ROMAN

#1

: : PHOTOGRAPHIES

La photographie en général tient une place essentielle dans ma vie et dans mon écriture. Je m’explique : j’ai toujours photographié (ah les Polaroïds de papy, les appareil Kodak avec leurs négatifs à développer !), j’ai toujours aimé récupérer les vieilles photos de famille. J’étais le seul à demander à re-re-re-regarder les albums, vous voyez le genre ? Il y en a toujours un dans la famille. Mais c’est aussi par le biais de photos que l’écriture est apparue. Je veux dire l’écriture qui dure, qui tient la route et le temps.

C’est donc par le biais de photos que l’écriture du premier roman a commencé.
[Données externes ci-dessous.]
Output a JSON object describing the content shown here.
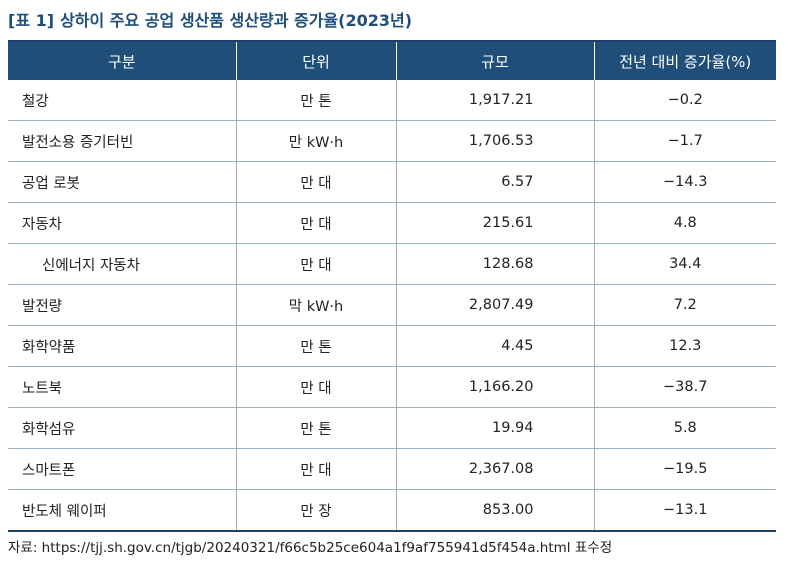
{
  "title": {
    "tag": "[표 1]",
    "text": "상하이 주요 공업 생산품 생산량과 증가율(2023년)"
  },
  "table": {
    "headers": [
      "구분",
      "단위",
      "규모",
      "전년 대비 증가율(%)"
    ],
    "rows": [
      {
        "item": "철강",
        "unit": "만 톤",
        "scale": "1,917.21",
        "growth": "−0.2",
        "indent": false
      },
      {
        "item": "발전소용 증기터빈",
        "unit": "만 kW·h",
        "scale": "1,706.53",
        "growth": "−1.7",
        "indent": false
      },
      {
        "item": "공업 로봇",
        "unit": "만 대",
        "scale": "6.57",
        "growth": "−14.3",
        "indent": false
      },
      {
        "item": "자동차",
        "unit": "만 대",
        "scale": "215.61",
        "growth": "4.8",
        "indent": false
      },
      {
        "item": "신에너지 자동차",
        "unit": "만 대",
        "scale": "128.68",
        "growth": "34.4",
        "indent": true
      },
      {
        "item": "발전량",
        "unit": "막 kW·h",
        "scale": "2,807.49",
        "growth": "7.2",
        "indent": false
      },
      {
        "item": "화학약품",
        "unit": "만 톤",
        "scale": "4.45",
        "growth": "12.3",
        "indent": false
      },
      {
        "item": "노트북",
        "unit": "만 대",
        "scale": "1,166.20",
        "growth": "−38.7",
        "indent": false
      },
      {
        "item": "화학섬유",
        "unit": "만 톤",
        "scale": "19.94",
        "growth": "5.8",
        "indent": false
      },
      {
        "item": "스마트폰",
        "unit": "만 대",
        "scale": "2,367.08",
        "growth": "−19.5",
        "indent": false
      },
      {
        "item": "반도체 웨이퍼",
        "unit": "만 장",
        "scale": "853.00",
        "growth": "−13.1",
        "indent": false
      }
    ]
  },
  "source": "자료: https://tjj.sh.gov.cn/tjgb/20240321/f66c5b25ce604a1f9af755941d5f454a.html 표수정",
  "colors": {
    "header_bg": "#1f4e79",
    "title_text": "#1f4e79",
    "row_border": "#9bb0c4"
  }
}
J’ai véritablement reçu un paquet de photos un matin, je ne savais pas qui me l’avait envoyé et je ne m’y attendais absolument pas ! Une émotion si forte est née de la vision de ces clichés en noir et blanc que j’ai décidé de les décrire les uns après les autres. Et puis… c’est devenu une intrigue, une enquête, et un roman.

©Henri-Georges DIGNETON

: : Détective privé

Dans le roman, il s’appelle Julien Lacoste. Il est détective privé. Un peu gauche, un peu puceau, un peu esseulé. Addict à la brioche. Et terriblement attachant. Il est employé par Marcus, le protagoniste, pour résoudre cette enquête suite à la disparition de Gabrielle, une enquête qui traine depuis trop longtemps

Il me fallait un personnage qui aide, qui vienne en renfort avec quelques connaissances de filature, mais je ne souhaitais pas qu’il soit parfait ou qu’il connaisse son métier sur le bout des doigts. Au contraire : je le voyais embarrassant, maladroit, pas très sûr de lui, mais avec de bonnes intuitions. Dans le roman, non seulement il fait avancer l’enquête sans vraiment le vouloir, mais il conscientise son besoin d’amour et son désir de rencontrer quelqu’un. Au départ, dans la première version du roman, c’était un personnage mineur qui apparaissait vers la fin de l’enquête. Et puis, à la réécriture, il s’est imposé comme personnage central, figurant dans les premiers chapitres avant même qu’apparaisse Marcus Bogar. Pourquoi ? Parce que je me suis rendu compte que sans lui l’enquête n’aurait pas lieu, mais je voulais que le lecteur puisse assister à la rencontre entre lui et Marcus, et donc avec l’enquête.

: : Solipsistique

[Définition : doctrine présentée comme une conséquence logique résultant du caractère idéal de la connaissance ; elle consisterait à soutenir que le moi individuel dont on a conscience, avec ses modifications subjectives, est toute la réalité, et que les autres moi dont on a la représentation n’ont pas plus d’existence indépendante que les personnages des rêves]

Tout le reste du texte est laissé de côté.